S inan Bolat (20 ans) était le successeur tout désigné de Logan Bailly au Racing Genk. Jeune de la région, il a été formé au club dès l’âge de sept ans. Grand et fort, il débordait de talent. En avril, Genk a eu une pénurie de gardiens et a même dû en placer un de seize ans ! Or, pendant le mercato hivernal, il s’est défait se ses  » joueurs à problèmes « , Bolat et Bailly. Depuis, ce dernier tente de maintenir le Borussia Mönchengladbach en Bundesliga et a déjà conquis l’Allemagne. Quant à Bolat, il a évincé Aragón Espinoza du but du Standard alors que les Rouches se livrent à un mano a mano avec Anderlecht pour reconduire leur titre.

 » Quand Laszlo Bölöni décida de lancer Sinan dans le bain, il était prêt « , dit Jean-François Lecomte (ex-gardien de but de Liège, de Saint-Trond et de Charleroi) qui entraîne les portiers du Standard.  » Au premier coup d’£il, je me suis dit qu’il était un… copié-collé de Bailly. C’est la patte de la formation des gardiens à Genk. Sinan a tissé calmement ses automatismes avec notre défense. Cette sérénité et le soutien des autres gardiens (Espinoza, Antony Morris ou Jesse Soubry) ont accéléré sa mise en place mais ses atouts sont nombreux :

-il est solide mentalement, dégage présence et ambition ;

-un de ses grands atouts réside dans le jeu au pied. C’est important : en cas de problème ou de pressing sur un arrière, le gardien ne peut pas être mis en difficulté par une passe ;

-sans être spécialement grand (1,87m), il est terriblement explosif, que ce soit sur sa ligne où dans ses sorties face à un attaquant adverse ;

-il se distingue par un très gros volume de travail.

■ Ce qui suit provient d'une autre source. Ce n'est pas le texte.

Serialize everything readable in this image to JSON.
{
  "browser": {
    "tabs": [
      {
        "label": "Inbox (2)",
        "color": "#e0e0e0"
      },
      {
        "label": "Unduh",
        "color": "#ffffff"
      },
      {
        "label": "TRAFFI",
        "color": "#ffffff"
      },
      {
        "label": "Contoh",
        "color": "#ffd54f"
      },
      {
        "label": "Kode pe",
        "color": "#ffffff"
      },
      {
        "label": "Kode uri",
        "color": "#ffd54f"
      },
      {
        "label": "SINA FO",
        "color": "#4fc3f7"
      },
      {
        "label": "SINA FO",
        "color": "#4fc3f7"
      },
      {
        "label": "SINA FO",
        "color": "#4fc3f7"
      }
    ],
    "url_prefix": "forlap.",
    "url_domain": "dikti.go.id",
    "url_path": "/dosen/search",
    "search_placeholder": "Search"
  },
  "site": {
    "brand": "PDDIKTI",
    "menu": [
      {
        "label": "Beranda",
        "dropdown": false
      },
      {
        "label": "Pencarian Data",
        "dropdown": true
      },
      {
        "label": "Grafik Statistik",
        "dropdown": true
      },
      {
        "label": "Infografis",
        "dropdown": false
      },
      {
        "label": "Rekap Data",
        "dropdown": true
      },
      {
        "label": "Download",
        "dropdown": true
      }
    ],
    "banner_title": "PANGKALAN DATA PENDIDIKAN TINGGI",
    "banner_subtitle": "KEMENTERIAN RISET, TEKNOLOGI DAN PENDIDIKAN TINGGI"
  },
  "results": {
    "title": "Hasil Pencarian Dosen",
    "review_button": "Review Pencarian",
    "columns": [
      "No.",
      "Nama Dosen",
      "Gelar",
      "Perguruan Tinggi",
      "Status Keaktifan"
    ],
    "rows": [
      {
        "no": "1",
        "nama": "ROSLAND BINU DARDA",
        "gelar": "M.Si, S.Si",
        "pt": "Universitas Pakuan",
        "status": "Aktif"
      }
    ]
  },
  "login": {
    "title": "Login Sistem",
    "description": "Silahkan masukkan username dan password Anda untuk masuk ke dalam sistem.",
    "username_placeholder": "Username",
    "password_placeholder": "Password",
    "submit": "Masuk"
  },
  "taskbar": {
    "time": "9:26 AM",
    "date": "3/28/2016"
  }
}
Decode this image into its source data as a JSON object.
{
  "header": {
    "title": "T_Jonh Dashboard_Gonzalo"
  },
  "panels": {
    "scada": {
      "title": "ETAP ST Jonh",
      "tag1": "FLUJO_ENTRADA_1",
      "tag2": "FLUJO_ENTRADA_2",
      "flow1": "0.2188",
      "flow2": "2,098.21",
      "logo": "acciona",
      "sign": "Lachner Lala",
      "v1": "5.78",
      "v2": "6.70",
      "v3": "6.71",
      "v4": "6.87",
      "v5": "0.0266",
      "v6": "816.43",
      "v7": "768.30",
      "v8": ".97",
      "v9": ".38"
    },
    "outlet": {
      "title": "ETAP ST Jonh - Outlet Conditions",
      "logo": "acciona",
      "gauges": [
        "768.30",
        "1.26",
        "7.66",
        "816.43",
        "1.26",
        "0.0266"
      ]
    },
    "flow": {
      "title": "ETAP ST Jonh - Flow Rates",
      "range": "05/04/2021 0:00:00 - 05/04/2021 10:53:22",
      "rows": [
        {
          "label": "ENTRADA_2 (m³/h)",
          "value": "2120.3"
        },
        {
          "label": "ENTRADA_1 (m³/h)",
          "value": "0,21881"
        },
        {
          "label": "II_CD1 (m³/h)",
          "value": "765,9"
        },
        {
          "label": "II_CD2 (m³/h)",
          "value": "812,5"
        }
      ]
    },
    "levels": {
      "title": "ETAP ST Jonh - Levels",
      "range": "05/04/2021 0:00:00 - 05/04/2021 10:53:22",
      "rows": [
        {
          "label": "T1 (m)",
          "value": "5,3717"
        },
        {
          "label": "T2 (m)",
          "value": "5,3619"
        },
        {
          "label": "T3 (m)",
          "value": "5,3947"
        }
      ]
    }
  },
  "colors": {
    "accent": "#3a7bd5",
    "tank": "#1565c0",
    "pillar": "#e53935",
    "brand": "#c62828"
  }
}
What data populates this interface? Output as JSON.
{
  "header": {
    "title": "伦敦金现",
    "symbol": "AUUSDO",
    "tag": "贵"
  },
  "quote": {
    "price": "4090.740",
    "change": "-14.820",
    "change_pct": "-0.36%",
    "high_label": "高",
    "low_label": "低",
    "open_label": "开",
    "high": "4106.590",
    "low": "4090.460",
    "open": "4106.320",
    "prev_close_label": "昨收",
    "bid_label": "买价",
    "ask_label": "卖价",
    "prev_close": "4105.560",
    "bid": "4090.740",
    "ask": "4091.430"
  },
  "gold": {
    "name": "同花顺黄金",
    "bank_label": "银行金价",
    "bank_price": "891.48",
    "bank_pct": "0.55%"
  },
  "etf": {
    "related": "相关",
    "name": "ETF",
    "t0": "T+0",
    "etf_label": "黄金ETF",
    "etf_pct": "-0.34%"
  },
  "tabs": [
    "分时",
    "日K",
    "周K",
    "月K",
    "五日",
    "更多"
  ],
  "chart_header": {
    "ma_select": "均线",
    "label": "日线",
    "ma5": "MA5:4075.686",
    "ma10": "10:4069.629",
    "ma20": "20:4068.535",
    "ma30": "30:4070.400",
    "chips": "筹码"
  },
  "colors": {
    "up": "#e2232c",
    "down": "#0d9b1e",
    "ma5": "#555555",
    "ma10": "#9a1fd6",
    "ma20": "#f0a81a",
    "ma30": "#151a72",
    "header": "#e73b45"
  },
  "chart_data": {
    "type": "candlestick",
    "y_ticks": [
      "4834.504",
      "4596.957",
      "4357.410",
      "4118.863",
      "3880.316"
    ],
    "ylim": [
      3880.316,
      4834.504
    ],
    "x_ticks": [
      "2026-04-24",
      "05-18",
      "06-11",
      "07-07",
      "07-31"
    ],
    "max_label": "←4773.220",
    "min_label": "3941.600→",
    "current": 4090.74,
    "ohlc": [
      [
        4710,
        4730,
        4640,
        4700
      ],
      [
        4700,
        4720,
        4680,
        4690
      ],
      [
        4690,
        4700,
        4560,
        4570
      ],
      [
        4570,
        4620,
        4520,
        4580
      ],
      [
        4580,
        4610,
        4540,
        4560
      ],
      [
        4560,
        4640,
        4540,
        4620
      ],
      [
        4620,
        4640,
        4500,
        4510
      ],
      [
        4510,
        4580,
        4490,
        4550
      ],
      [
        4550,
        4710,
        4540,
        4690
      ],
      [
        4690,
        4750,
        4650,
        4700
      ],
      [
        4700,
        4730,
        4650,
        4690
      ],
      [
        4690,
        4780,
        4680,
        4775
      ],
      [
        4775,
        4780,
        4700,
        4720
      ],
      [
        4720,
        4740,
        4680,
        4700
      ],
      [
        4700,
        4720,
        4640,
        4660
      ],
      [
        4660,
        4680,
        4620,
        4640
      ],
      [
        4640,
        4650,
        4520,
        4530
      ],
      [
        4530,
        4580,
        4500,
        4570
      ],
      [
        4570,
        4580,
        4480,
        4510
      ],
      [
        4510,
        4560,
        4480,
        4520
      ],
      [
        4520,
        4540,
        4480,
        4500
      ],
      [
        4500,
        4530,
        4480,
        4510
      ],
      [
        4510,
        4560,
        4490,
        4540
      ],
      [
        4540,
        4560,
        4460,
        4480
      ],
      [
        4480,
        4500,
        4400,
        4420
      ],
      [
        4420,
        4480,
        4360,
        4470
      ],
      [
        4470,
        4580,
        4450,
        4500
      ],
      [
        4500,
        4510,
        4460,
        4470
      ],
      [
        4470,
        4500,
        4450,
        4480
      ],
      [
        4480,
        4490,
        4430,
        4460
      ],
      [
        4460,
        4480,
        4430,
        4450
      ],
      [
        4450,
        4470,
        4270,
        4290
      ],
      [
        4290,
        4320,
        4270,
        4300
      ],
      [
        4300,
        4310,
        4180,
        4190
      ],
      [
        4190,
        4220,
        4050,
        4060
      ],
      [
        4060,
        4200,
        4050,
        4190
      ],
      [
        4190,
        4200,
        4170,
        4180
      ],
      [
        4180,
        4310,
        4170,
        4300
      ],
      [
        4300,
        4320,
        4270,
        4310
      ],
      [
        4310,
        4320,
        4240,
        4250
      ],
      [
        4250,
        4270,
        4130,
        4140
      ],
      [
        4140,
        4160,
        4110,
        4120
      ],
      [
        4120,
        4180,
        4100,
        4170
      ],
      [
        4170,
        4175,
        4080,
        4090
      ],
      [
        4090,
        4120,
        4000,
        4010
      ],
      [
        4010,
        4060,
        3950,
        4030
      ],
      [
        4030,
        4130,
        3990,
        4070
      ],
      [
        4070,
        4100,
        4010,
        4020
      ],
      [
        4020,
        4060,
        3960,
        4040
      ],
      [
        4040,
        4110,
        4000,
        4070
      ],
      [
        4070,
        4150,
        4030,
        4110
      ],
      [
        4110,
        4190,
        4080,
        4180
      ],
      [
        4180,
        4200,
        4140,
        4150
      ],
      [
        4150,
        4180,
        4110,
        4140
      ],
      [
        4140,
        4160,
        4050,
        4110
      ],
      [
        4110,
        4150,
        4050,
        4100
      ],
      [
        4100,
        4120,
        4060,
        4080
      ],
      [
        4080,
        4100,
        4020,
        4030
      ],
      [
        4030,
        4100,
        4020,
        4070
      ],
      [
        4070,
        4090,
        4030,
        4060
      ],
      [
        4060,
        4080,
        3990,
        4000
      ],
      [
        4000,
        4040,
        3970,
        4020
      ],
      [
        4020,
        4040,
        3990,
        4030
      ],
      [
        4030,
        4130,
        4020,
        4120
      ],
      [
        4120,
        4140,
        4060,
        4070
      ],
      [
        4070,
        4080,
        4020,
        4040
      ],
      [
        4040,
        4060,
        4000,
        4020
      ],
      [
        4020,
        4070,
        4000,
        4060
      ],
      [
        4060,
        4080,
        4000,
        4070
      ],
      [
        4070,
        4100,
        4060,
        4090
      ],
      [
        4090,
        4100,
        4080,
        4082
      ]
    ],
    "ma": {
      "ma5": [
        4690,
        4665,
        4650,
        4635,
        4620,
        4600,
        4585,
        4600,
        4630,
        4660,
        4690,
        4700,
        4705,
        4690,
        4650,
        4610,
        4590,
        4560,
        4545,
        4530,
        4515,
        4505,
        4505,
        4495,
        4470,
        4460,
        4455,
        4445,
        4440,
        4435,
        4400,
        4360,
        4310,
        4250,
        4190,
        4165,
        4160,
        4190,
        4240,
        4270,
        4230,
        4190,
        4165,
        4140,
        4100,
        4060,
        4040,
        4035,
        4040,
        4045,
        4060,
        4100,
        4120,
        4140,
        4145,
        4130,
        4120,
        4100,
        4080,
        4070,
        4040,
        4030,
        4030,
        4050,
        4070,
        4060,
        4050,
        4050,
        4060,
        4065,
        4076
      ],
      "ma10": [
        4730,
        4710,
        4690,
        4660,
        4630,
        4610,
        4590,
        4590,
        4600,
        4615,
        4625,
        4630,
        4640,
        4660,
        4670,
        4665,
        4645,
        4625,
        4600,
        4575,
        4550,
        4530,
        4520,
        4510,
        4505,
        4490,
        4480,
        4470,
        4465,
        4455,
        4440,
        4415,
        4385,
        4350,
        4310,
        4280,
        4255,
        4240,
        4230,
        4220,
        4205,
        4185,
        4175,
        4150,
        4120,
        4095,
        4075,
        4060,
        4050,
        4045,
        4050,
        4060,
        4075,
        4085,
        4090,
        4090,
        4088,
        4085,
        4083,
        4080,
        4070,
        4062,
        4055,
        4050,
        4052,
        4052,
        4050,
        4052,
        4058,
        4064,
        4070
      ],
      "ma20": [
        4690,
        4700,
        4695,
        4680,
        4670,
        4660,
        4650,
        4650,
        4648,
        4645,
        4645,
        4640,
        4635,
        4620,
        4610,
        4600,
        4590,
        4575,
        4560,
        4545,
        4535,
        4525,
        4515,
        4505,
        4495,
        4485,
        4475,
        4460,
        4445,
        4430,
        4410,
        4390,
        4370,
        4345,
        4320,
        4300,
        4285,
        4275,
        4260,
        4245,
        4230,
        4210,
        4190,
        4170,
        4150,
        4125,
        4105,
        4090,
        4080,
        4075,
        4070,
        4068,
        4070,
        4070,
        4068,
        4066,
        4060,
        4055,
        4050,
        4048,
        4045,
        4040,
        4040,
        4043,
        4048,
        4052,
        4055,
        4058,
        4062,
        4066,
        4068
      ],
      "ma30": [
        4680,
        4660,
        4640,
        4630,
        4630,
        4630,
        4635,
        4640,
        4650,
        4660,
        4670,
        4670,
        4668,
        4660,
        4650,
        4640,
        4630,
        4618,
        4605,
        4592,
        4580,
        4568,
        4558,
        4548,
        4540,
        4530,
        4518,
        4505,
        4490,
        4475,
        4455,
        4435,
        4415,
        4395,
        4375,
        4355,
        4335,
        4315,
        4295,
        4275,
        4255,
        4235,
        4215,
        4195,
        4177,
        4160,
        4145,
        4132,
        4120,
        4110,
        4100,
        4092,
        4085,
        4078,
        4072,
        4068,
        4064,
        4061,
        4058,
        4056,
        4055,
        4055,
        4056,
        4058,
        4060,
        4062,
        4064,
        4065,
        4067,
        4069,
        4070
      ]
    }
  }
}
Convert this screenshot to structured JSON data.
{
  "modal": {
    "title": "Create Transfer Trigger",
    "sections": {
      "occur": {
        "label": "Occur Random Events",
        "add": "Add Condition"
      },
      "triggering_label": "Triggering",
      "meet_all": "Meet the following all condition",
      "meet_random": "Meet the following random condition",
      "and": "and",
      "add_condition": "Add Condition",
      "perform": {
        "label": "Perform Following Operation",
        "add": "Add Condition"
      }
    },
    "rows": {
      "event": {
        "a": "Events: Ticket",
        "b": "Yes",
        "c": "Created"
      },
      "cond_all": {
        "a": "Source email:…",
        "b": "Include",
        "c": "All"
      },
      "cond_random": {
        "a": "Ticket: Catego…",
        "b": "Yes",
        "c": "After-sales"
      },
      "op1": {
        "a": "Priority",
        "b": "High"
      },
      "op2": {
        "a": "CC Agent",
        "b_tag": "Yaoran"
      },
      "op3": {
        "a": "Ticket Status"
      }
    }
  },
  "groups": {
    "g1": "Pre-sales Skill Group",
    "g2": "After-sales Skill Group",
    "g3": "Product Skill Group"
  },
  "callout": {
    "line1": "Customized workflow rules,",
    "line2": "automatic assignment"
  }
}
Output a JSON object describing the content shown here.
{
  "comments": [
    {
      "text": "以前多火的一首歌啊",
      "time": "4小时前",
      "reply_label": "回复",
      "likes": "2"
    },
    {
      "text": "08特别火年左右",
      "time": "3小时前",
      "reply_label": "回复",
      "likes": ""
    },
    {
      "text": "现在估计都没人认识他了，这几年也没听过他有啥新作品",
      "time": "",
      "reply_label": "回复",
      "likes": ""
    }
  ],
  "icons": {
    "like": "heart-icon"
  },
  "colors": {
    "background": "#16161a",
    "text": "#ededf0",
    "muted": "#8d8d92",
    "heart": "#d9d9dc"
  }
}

Son dialogue avec la défense ne peut que s’améliorer. Sinan progresse aussi très vite en français et a parfaitement digéré le passage de Genk au Standard. Or, c’était loin d’être évident. Il devait gérer aussi le fait d’être un équipier mais aussi un concurrent d’Espinoza dont on connaît l’impact et l’harmonie avec ses défenseurs. Il y a réussi et il fallait le faire. « 

 » Son départ constitue un péché mortel et une des pires déceptions de ma carrière de ne plus voir Sinan dans la cage de Genk « , reconnaît Roland Breugelmans, le coordinateur des jeunes du Racing. Il a assisté au transfert de Bolat, à l’âge de sept ans, de Melo Zonhoven au grand club limbourgeois :  » Sinan a effectué toutes ses classes chez nous, des catégories d’âges aux professionnels. Il nous conférait un excellent sentiment. Il a satisfait ses différents entraîneurs. Jamais il ne nous a posé problème. Finalement, c’est un conflit entre son agent et l’ex directeur technique Willy Reynders qui est à l’origine de son départ. C’est triste. Cette polémique était inutile. Je ne pense pas que nous devions reprocher quoi que ce soit à Sinan.  »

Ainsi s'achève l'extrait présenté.